Please provide your insights for the above.

Thank you
Lakshay

Basically, I am looking for an example on how to do what I mentioned above. A code snippet that can help me would be great.

Thanks
Lakshay

Can anyone from NVIDIA have a look at this please?

Thanks

Lakshay

All the information you are looking for can be collected using Nsight Systems or nvprof.

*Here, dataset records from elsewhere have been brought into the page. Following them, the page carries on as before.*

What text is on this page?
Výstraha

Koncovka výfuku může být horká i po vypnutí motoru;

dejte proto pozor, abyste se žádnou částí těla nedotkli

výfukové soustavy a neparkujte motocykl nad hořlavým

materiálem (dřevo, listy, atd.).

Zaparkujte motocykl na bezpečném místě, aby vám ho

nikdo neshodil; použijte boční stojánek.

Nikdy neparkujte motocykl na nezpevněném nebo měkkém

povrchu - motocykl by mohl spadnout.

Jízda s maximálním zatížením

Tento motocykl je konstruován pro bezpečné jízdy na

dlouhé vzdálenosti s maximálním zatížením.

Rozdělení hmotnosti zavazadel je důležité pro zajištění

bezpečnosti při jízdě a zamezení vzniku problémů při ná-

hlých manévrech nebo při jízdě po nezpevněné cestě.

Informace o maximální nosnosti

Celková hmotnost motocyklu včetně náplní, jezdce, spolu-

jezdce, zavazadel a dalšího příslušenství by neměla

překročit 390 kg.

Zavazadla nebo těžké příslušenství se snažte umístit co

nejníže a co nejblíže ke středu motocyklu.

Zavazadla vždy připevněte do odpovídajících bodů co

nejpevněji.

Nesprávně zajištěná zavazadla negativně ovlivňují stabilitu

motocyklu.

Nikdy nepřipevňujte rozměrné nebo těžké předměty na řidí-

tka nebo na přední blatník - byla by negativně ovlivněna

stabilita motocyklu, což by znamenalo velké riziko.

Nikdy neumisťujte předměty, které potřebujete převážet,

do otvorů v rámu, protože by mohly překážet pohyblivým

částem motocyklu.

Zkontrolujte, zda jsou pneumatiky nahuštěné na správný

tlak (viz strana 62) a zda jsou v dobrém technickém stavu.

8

It can also be collected using CUPTI. But it requires writing more code. Refer the CUPTI sample activity_trace_async.

Thank you for your reply.

Can you please tell me where I can find the libcudnn.so.7? I am using CUDA 10.1 on Linux and it appears that the location of this library file has changed. Because of this, I am not being able to profile a single program.

Please let me know!

Thanks
Lakshay

Which profiling tool are you using?
Check your LD_LIBRARY_PATH setting. The “/usr/local/cuda-10.1/lib64” directory should be included.
Does your application run correctly without profiling?
Please provide the exact error message you are getting.

Hello

Starting CUDA 10.1 the location of libcudnn.so.7 has changed. The path you are mentioning does not contain libcudnn.so.7

Please confirm and let me know, because I have seen the link which said this in the past, but I am unable to find that link again.

Thanks
Lakshay

Note that cuDNN is not part of the CUDA Toolkit installer. You need to install cuDNN separately. The location for libcudnn.so.7 has not changed.